I’ve been spending a lot of time sourcing and recruiting engineers at work recently. Here are a few command lines I’ve used to extract project names, URLs, and author names and email addresses from pip (Python) and npm (Node/JavaScript) packages we use, using the invaluable jq.

Not all packages will have author names or emails, and not all of them will be individual people, but the majority are. And yes, I do feel a bit gross doing this.

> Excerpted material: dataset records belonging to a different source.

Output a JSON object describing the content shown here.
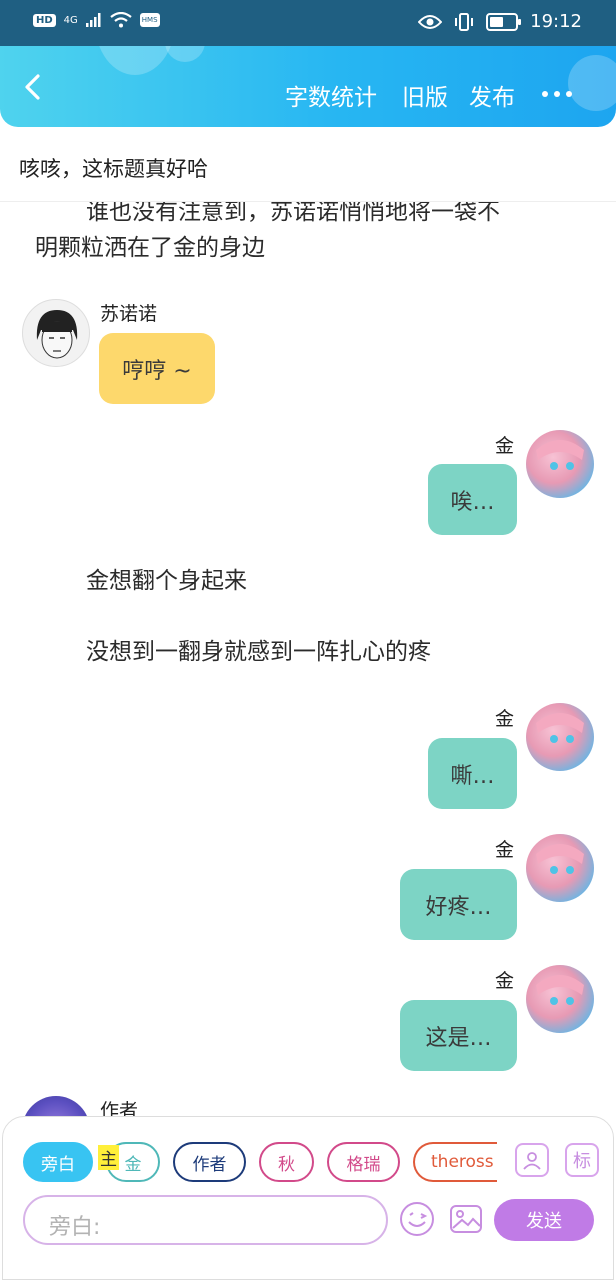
{
  "status_bar": {
    "left_badges": [
      "HD",
      "4G",
      "HMS"
    ],
    "time": "19:12",
    "battery_level": 0.45
  },
  "header": {
    "actions": [
      "字数统计",
      "旧版",
      "发布"
    ]
  },
  "story_title": "咳咳，这标题真好哈",
  "messages": [
    {
      "type": "narration",
      "lines": [
        "谁也没有注意到，苏诺诺悄悄地将一袋不",
        "明颗粒洒在了金的身边"
      ]
    },
    {
      "type": "left",
      "speaker": "苏诺诺",
      "text": "哼哼 ~"
    },
    {
      "type": "right",
      "speaker": "金",
      "text": "唉…"
    },
    {
      "type": "narration",
      "lines": [
        "金想翻个身起来"
      ]
    },
    {
      "type": "narration",
      "lines": [
        "没想到一翻身就感到一阵扎心的疼"
      ]
    },
    {
      "type": "right",
      "speaker": "金",
      "text": "嘶…"
    },
    {
      "type": "right",
      "speaker": "金",
      "text": "好疼…"
    },
    {
      "type": "right",
      "speaker": "金",
      "text": "这是…"
    },
    {
      "type": "left",
      "speaker": "作者",
      "text": ""
    }
  ],
  "role_chips": [
    {
      "label": "旁白",
      "color": "#38c4f2"
    },
    {
      "label": "金",
      "color": "#4fb8b8"
    },
    {
      "label": "作者",
      "color": "#1d3b7a"
    },
    {
      "label": "秋",
      "color": "#d24a8a"
    },
    {
      "label": "格瑞",
      "color": "#d24a8a"
    },
    {
      "label": "theross",
      "color": "#e05a3a"
    }
  ],
  "main_badge": "主",
  "tool_icons": {
    "role_icon": "person-card-icon",
    "tag_label": "标"
  },
  "input": {
    "placeholder": "旁白:"
  },
  "send_label": "发送"
}
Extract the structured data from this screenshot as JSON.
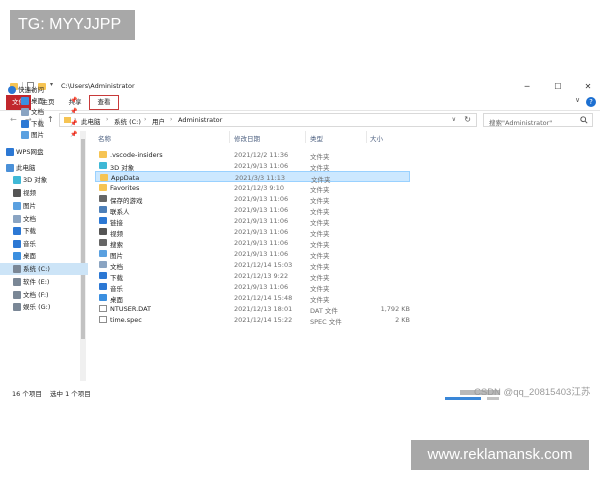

But it’s for a good cause!

The commands below output tab-separated columns to stdout that you can import into your spreadsheet or ATS of choice.


In virtualenv/lib/python*/site-packages/:

jq -r '(.extensions."python.details"? // .) as $base | [.name, .summary, $base."project_urls".Home?, ($base.contacts? // [] | map(.name) | join("; ")), ($base.contacts? // [] | map(.email) | join("; "))] | join("\t")' */metadata.json


In node_modules/:

jq -r '((if (.maintainers? | type) == "array" then .maintainers? else [.maintainers?] end) as $maintainers | (if (.author? | type) == "array" then .author? else [.author?] end) as $authors | ($authors + $maintainers) as $people | [.name?, .description?, .homepage? // .repository.url? // .bugs.url? // .bugs?, ($people | map(.name? // .) | join(", ")), ($people | map(.email?) | join(", "))]) | join("\t")' */package.json \
  | sed -E 's/, \t/\t/g; s/\t, /\t/g; s/, $//; s/git:\/\//https:\/\//g'